In 1850, the suffering was even more severe than in 1849. Throughout the States the reports of the overloaded wagons had been received and many went to the opposite extreme. By the time Fort Laramie was reached provisions had begun to give out, but the emigrants went forward recklessly, trusting to chance to get through. The Mormons at Salt Lake were able to afford some relief but they were short of provisions themselves. The supplies of many of the trains held out until the Humboldt river was reached when their stores became exhausted.

Emigrants arriving at Sacramento in July, 1850, reported the desperate condition of those in the desert; that Mary’s River (Humboldt) was six or seven feet higher than it was ever known to be before, and that the bottoms, where the only feed grew, were almost entirely under water.
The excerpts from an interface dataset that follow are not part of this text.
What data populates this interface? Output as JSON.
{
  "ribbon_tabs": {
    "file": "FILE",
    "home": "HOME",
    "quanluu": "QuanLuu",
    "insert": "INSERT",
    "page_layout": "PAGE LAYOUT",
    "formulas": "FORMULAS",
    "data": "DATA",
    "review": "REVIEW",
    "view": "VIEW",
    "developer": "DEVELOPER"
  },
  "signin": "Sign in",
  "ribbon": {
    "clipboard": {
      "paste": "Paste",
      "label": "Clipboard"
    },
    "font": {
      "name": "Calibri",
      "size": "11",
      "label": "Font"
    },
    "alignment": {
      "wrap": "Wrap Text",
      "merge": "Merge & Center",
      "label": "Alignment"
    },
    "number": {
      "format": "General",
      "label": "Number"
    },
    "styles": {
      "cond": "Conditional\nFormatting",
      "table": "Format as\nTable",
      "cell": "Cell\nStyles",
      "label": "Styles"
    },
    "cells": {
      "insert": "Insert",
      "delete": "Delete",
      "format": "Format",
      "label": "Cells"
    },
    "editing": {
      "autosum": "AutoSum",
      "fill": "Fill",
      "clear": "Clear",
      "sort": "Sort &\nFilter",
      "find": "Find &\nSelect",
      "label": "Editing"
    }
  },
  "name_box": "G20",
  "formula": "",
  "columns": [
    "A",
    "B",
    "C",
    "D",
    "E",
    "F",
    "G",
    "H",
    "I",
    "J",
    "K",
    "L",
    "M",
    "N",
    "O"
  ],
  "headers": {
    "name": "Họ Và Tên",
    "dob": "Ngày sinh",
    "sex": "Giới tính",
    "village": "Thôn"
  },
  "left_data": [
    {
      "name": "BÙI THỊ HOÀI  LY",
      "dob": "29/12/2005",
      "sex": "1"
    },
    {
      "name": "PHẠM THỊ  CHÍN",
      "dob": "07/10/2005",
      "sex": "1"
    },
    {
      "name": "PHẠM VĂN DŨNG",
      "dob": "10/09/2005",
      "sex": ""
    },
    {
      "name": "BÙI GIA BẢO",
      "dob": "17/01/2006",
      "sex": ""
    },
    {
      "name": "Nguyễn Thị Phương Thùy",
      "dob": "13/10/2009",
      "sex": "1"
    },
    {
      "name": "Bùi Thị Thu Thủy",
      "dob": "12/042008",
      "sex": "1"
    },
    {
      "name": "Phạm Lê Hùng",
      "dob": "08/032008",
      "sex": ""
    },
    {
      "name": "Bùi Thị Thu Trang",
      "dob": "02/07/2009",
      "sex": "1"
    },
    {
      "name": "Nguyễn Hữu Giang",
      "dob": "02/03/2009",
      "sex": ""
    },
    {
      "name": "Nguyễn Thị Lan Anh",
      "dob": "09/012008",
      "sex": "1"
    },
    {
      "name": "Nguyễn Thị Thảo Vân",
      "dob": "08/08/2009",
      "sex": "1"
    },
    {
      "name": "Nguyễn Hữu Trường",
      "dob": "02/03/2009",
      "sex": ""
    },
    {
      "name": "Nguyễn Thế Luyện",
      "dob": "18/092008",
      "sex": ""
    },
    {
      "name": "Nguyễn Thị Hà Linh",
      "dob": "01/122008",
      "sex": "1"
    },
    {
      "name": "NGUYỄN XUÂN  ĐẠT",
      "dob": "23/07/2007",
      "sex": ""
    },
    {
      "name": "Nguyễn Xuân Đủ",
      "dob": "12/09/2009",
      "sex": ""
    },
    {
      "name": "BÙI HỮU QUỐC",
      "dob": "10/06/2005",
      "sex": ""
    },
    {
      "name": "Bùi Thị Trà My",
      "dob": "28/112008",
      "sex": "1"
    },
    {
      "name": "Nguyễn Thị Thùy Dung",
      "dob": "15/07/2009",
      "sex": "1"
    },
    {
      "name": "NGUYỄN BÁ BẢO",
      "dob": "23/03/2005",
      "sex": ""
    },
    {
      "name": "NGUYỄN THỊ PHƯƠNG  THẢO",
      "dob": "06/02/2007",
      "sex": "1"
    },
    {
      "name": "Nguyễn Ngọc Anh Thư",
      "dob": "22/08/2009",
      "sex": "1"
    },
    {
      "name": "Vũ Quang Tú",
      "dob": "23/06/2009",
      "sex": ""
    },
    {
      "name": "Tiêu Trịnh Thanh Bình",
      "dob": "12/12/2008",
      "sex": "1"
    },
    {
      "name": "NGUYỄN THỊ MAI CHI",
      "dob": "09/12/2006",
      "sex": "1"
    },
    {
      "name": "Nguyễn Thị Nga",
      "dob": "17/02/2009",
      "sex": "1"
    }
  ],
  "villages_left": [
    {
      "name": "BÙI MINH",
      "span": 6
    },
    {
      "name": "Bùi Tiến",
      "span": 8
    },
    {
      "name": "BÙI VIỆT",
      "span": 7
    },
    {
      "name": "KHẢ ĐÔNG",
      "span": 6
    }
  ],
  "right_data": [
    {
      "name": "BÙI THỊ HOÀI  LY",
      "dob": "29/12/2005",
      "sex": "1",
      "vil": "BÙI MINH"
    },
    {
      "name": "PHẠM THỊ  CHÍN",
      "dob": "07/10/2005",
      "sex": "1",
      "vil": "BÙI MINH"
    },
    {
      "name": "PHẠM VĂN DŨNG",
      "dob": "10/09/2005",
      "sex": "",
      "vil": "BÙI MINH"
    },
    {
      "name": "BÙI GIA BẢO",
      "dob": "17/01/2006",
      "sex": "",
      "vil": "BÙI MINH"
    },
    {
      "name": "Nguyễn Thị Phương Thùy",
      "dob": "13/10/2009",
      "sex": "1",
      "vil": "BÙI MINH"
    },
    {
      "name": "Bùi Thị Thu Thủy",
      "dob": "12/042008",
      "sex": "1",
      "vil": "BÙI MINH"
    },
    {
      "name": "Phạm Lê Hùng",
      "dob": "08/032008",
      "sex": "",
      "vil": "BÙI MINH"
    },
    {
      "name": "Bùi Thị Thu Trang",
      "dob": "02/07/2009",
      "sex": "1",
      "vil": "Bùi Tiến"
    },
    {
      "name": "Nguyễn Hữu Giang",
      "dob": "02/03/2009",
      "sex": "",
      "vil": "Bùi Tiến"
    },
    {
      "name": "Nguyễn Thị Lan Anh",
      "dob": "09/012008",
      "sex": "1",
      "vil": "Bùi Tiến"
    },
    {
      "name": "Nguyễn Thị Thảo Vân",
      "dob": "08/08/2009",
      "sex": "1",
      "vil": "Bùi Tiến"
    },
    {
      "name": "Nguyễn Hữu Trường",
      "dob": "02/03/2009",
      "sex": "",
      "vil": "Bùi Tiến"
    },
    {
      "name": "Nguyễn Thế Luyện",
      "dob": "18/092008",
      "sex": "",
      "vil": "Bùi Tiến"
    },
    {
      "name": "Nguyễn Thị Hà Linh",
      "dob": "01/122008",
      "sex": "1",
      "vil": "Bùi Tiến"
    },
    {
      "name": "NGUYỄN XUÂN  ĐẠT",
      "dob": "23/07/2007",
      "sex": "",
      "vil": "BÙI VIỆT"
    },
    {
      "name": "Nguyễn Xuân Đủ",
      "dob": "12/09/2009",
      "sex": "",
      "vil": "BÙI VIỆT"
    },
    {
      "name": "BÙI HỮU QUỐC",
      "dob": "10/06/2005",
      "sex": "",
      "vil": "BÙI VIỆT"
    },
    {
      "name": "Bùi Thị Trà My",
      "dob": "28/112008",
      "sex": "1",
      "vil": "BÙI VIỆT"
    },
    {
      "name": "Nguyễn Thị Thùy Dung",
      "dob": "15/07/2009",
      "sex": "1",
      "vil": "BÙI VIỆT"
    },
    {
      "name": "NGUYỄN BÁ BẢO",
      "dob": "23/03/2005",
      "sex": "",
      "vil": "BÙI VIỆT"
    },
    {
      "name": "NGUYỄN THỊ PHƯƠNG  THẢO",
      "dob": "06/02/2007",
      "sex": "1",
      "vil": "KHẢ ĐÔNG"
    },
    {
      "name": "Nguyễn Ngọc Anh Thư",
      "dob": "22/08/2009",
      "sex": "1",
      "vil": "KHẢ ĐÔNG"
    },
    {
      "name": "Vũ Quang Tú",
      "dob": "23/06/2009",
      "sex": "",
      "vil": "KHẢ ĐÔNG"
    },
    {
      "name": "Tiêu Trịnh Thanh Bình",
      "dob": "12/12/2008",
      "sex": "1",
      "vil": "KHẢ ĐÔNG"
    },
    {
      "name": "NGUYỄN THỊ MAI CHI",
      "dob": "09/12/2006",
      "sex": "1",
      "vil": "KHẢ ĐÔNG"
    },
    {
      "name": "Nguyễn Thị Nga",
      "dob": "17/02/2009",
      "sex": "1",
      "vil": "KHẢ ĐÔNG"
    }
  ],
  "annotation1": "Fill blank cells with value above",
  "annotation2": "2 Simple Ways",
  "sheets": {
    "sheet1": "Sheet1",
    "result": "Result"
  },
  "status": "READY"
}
One traveler hired some Indians for fifteen dollars to swim the river and float some grass across to him, thus saving the lives of his oxen. Another said that what little grass they procured on the way down the Humboldt they had to swim for, sometimes cutting it and sometimes being compelled to pull it while standing in the water up to their waists. “I have seen hundreds, more than one hundred and fifty miles on the other side of the Sink of Mary’s River,” writes W. Crum to the Sacramento Transcript, “that were out of provisions, or had but a few pounds to sustain a miserable and wretched existence, with animals that could never reach the Desert, by reason of the scarcity of forage. From this circumstance alone it may be possible that three-fourths of the animals now on the plains must perish from hunger, and the emigrant, with his scanty fare, must foot until life itself becomes a burden.

Those who started late will fare still worse; as the season becomes warmer, feed less, and provisions shorter. I saw one man with two small boys 120 miles beyond the Sink, who had left his wagon and lost all his animals but one, and all the provisions he had was three or four pounds of rice; another, with his wife and children, I overtook seventy miles beyond the Sink, with four horses that were just able to move with the empty wagon, the wife walking ahead in the burning sand and scorching sun, to relieve the poor laden animals that were destined never to see the Sink.”

M. Sheppards, who arrived about August 1st, reported that only about one wagon out of five would get through. His company started with twelve wagons of which two would get in; many that start with three or four horses get in with one; many emigrants on arriving in Carson Valley sell their finest horses for ten or fifteen pounds of flour. After arriving at the Truckee river or the Carson Valley, the emigrants still had the difficult passage of the Sierra Nevada to make and most of them were destitute of animals or food and many of both.